More than related, these things are identical. A dollar today is worth more than a dollar tomorrow because the world might end (okay, too much, but you might die, or the business you were going to spend your dollar on might go bankrupt overnight). This is the same as saying we transition to the next stage with the discount factor.

Thiago-NovaesB commented 1 year ago

@odow After a little reflecting, I see that with the discount factor, we multiplied the average objective for the period by p. Using transition probability, we average considering (1-p)*N terms to be 0. Since these terms are chosen randomly, in fact these average converge to the same value. But I'm a little doubtful about what happens when we don't have many elements in the sum. Do you know if the variance is the same too? Is the behavior exactly the same? or do they just converge to the same value? Do you know any theoretical result about this?

Thiago-NovaesB commented 1 year ago

I was also unsure about the performance. On the other hand, using transition probability seems that we need to evaluate fewer terms and the average time of each iteration will be smaller, since it can end prematurely. But using a discount factor, the average will be made over more terms, which may indicate that it is better(?). Furthermore, from what I understand, backward will go through the same nodes as forward, right? So with the probability of transition we will have fewer cuts, right? If possible, I would like to know what you think about computational performance as well.

odow commented 1 year ago

Using transition probability, we average considering (1-p)*N terms to be 0.

Correct.

Since these terms are chosen randomly, in fact these average converge to the same value.

Correct.

But I'm a little doubtful about what happens when we don't have many elements in the sum.

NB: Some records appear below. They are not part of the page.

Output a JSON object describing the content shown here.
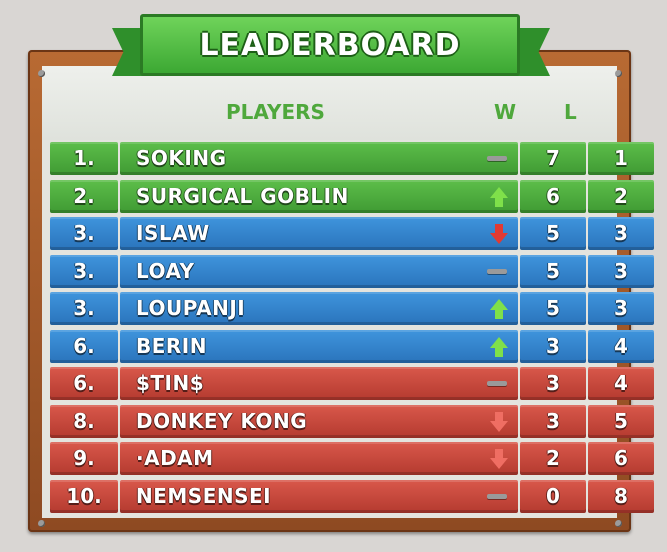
{
  "title": "LEADERBOARD",
  "columns": {
    "players": "PLAYERS",
    "wins": "W",
    "losses": "L"
  },
  "colors": {
    "green": "#4fae3c",
    "blue": "#3286cf",
    "red": "#c7483c",
    "frame": "#a65a2b"
  },
  "rows": [
    {
      "rank": "1.",
      "name": "SOKING",
      "trend": "same",
      "w": "7",
      "l": "1",
      "color": "green"
    },
    {
      "rank": "2.",
      "name": "SURGICAL GOBLIN",
      "trend": "up",
      "w": "6",
      "l": "2",
      "color": "green"
    },
    {
      "rank": "3.",
      "name": "ISLAW",
      "trend": "down",
      "w": "5",
      "l": "3",
      "color": "blue"
    },
    {
      "rank": "3.",
      "name": "LOAY",
      "trend": "same",
      "w": "5",
      "l": "3",
      "color": "blue"
    },
    {
      "rank": "3.",
      "name": "LOUPANJI",
      "trend": "up",
      "w": "5",
      "l": "3",
      "color": "blue"
    },
    {
      "rank": "6.",
      "name": "BERIN",
      "trend": "up",
      "w": "3",
      "l": "4",
      "color": "blue"
    },
    {
      "rank": "6.",
      "name": "$TIN$",
      "trend": "same",
      "w": "3",
      "l": "4",
      "color": "red"
    },
    {
      "rank": "8.",
      "name": "DONKEY KONG",
      "trend": "downlite",
      "w": "3",
      "l": "5",
      "color": "red"
    },
    {
      "rank": "9.",
      "name": "·ADAM",
      "trend": "downlite",
      "w": "2",
      "l": "6",
      "color": "red"
    },
    {
      "rank": "10.",
      "name": "NEMSENSEI",
      "trend": "same",
      "w": "0",
      "l": "8",
      "color": "red"
    }
  ]
}
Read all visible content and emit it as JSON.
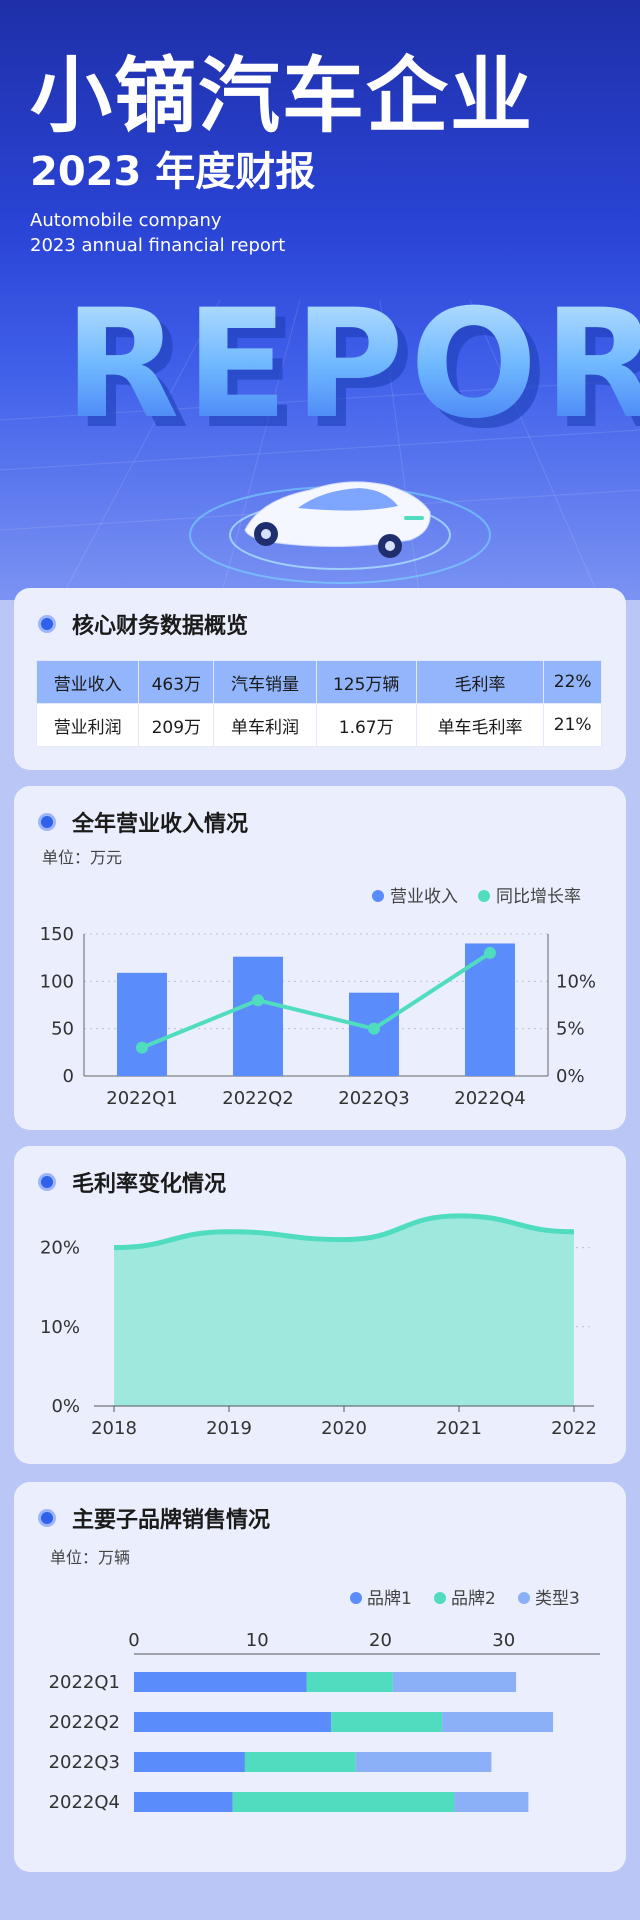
{
  "hero": {
    "title": "小镝汽车企业",
    "subtitle": "2023 年度财报",
    "en_line1": "Automobile company",
    "en_line2": "2023 annual financial report",
    "art_text": "REPORT"
  },
  "overview": {
    "title": "核心财务数据概览",
    "rows": [
      [
        "营业收入",
        "463万",
        "汽车销量",
        "125万辆",
        "毛利率",
        "22%"
      ],
      [
        "营业利润",
        "209万",
        "单车利润",
        "1.67万",
        "单车毛利率",
        "21%"
      ]
    ]
  },
  "revenue": {
    "title": "全年营业收入情况",
    "unit": "单位：万元"
  },
  "margin": {
    "title": "毛利率变化情况"
  },
  "brands": {
    "title": "主要子品牌销售情况",
    "unit": "单位：万辆"
  },
  "colors": {
    "accent": "#2f62e8",
    "bar_blue": "#5b8cfb",
    "teal": "#4fdcbf",
    "teal_fill": "#9fe8dd",
    "light_blue": "#8cb0f8"
  },
  "chart_data": [
    {
      "type": "bar",
      "categories": [
        "2022Q1",
        "2022Q2",
        "2022Q3",
        "2022Q4"
      ],
      "series": [
        {
          "name": "营业收入",
          "type": "bar",
          "axis": "left",
          "values": [
            109,
            126,
            88,
            140
          ]
        },
        {
          "name": "同比增长率",
          "type": "line",
          "axis": "right",
          "values": [
            3,
            8,
            5,
            13
          ]
        }
      ],
      "ylim": [
        0,
        150
      ],
      "yticks": [
        "0",
        "50",
        "100",
        "150"
      ],
      "y2lim": [
        0,
        15
      ],
      "y2ticks": [
        "0%",
        "5%",
        "10%"
      ],
      "legend": "top-right"
    },
    {
      "type": "area",
      "x": [
        "2018",
        "2019",
        "2020",
        "2021",
        "2022"
      ],
      "values": [
        20,
        22,
        21,
        24,
        22
      ],
      "ylim": [
        0,
        25
      ],
      "yticks": [
        "0%",
        "10%",
        "20%"
      ]
    },
    {
      "type": "bar",
      "orientation": "horizontal",
      "stacked": true,
      "categories": [
        "2022Q1",
        "2022Q2",
        "2022Q3",
        "2022Q4"
      ],
      "series": [
        {
          "name": "品牌1",
          "values": [
            14,
            16,
            9,
            8
          ]
        },
        {
          "name": "品牌2",
          "values": [
            7,
            9,
            9,
            18
          ]
        },
        {
          "name": "类型3",
          "values": [
            10,
            9,
            11,
            6
          ]
        }
      ],
      "xlim": [
        0,
        37
      ],
      "xticks": [
        "0",
        "10",
        "20",
        "30"
      ],
      "legend": "top-right"
    }
  ]
}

Not sure if I understand which sum we're talking about.

Do you know if the variance is the same too?

It will be larger, because everything is in current dollars, and different simulations are of different lengths.

Imagine I have a graph with two nodes, and a discount factor of 0.5. There is no random variable, and the objective is 1 for node 1 and 2 for node 2. You might get sequences of forward passes that look like:

x - 1 - 2                   (cost = 3)
x - 1 - 2 - 1 - 2           (cost = 6)
x - 1 - 2                   (cost = 3)
x - 1 - 2 - 1 - 2 - 1 - 2   (cost = 9)

If you compare against the discount in the objective, you'd get:

x - 1 - 2 - 1 - 2 - 1 - 2   (cost = 1 + 2 + 0.5 * (1 + 2 + 0.5 * (1 + 2)))

These have the same mean (5.25), but the discount in the transition has a variance of 8.25.

Is the behavior exactly the same? or do they just converge to the same value?

They converge to the same value. The iterations will be different because the algorithms walks a different sequence of subproblems.

Do you know any theoretical result about this?

https://doi.org/10.1002/net.21932

I was also unsure about the performance. On the other hand, using transition probability seems that we need to evaluate fewer terms and the average time of each iteration will be smaller, since it can end prematurely. But using a discount factor, the average will be made over more terms, which may indicate that it is better(?). Furthermore, from what I understand, backward will go through the same nodes as forward, right? So with the probability of transition we will have fewer cuts, right? If possible, I would like to know what you think about computational performance as well.

Nice questions. I think you have a good handle on the trade-off.

My guess is that for acyclic graphs (like a finite horizon linear graph used here), it's better to use the discount factor in the objective, because there are only finitely many nodes that can be visited.

I've mainly used discount factors in an infinite horizon setting, in which you cannot use it in the objective function.

You might want to read https://odow.github.io/SDDP.jl/stable/explanation/theory_intro/, which implements the algorithm.

Thiago-NovaesB commented 1 year ago

Thanks for the explanations and for your paper!